Cinq nouvelles, certaines sur un fond de Russie tout juste post-soviétique, décrivent une société en déconfiture et des liens familiaux en crise, mais aussi des jeunes amenés à faire une croix sur leurs espérances. L'écriture de Guelassimov est sèche, avec des phrases brèves, sans description, sans romantisme. Elle suggère simplement...
La nouvelle qui donne son titre au recueil met en scène des élèves de Terminale, Anton et Sacha, et deux jeunes enseignantes, Lydia et Eléna, sous le regard soupçonneux de leurs aînés, Ekaterina Mikhailovna, qui cherche à passionner ses élèves avec ses récits de bataille, et Edouard Andréïévitch, le capitaine qui avoue préférer les blondes. Mais voilà que Lydia Timofiéïévna ne vient plus assurer ses cours...

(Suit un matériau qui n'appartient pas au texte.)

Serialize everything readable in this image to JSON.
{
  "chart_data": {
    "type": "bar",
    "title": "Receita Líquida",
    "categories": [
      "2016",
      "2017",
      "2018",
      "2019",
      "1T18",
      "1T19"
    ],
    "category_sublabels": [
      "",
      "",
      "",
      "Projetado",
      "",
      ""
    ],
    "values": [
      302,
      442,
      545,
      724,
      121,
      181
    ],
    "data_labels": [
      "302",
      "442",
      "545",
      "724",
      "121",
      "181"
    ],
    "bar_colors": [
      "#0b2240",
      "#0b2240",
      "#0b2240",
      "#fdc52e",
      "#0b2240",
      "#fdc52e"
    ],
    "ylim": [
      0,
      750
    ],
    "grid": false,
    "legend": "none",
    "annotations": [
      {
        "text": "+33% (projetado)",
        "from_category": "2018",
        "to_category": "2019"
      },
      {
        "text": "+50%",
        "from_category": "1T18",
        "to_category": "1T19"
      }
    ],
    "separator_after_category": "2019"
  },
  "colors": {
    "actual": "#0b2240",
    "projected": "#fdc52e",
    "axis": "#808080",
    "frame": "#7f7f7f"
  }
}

Dans le dernier texte, un collégien tient son journal, en 1995. Ses parents vont se séparer ; il apprend le piano chez une voisine et admire Audrey Hepburn, ce qui ne l'empêche pas de jouer à la castagne avec ses potes. « Anton Strelnikov m'a dit qu'il était tombé amoureux de la nouvelle prof d'histoire. Il aurait mieux fait de bouffer de la mort-aux-rats. Elle est aussi conne que les autres.» Anton est l'homonyme de l'adolescent du premier texte, qui n'avait pas encore trouvé la mort en Afghanistan, en 1986.
Les trois autres nouvelles évoquent d'une manière ou d'une autre la consommation excessive de vodka. Emélianov a conduit en état d'ivresse : il en résulte un accrochage avec la voiture des voisins "caucasiens" et c'est un couple dont la vie est menacée. Une jeune mère célibataire et sans ressources dont le bébé tarde à marcher recueille un petit voisin délaissé par des « parents ivrognes », tandis que son ami ne veut pas assumer sa paternité et lui propose de s'installer à Moscou. Une femme reçoit sa fille cadette, Tatiana, dix-neuf ans, qui vit en couple avec un homme déjà père : il s'est vu confier la garde de sa fillette parce qu'« elle avait une mère alcoolique.» C'est là encore la vie quotidienne qui s'écoule sans joie particulière dans une Russie triste et plutôt violente. — Un regret : les éditions Actes Sud nous ont habitués à des couvertures esthétiquement plus réussies.
Andreï Guelassimov - Fox Mulder a une tête de cochon. Traduit par Joëlle Dublanchet. Actes Sud, 2005, 188 pages.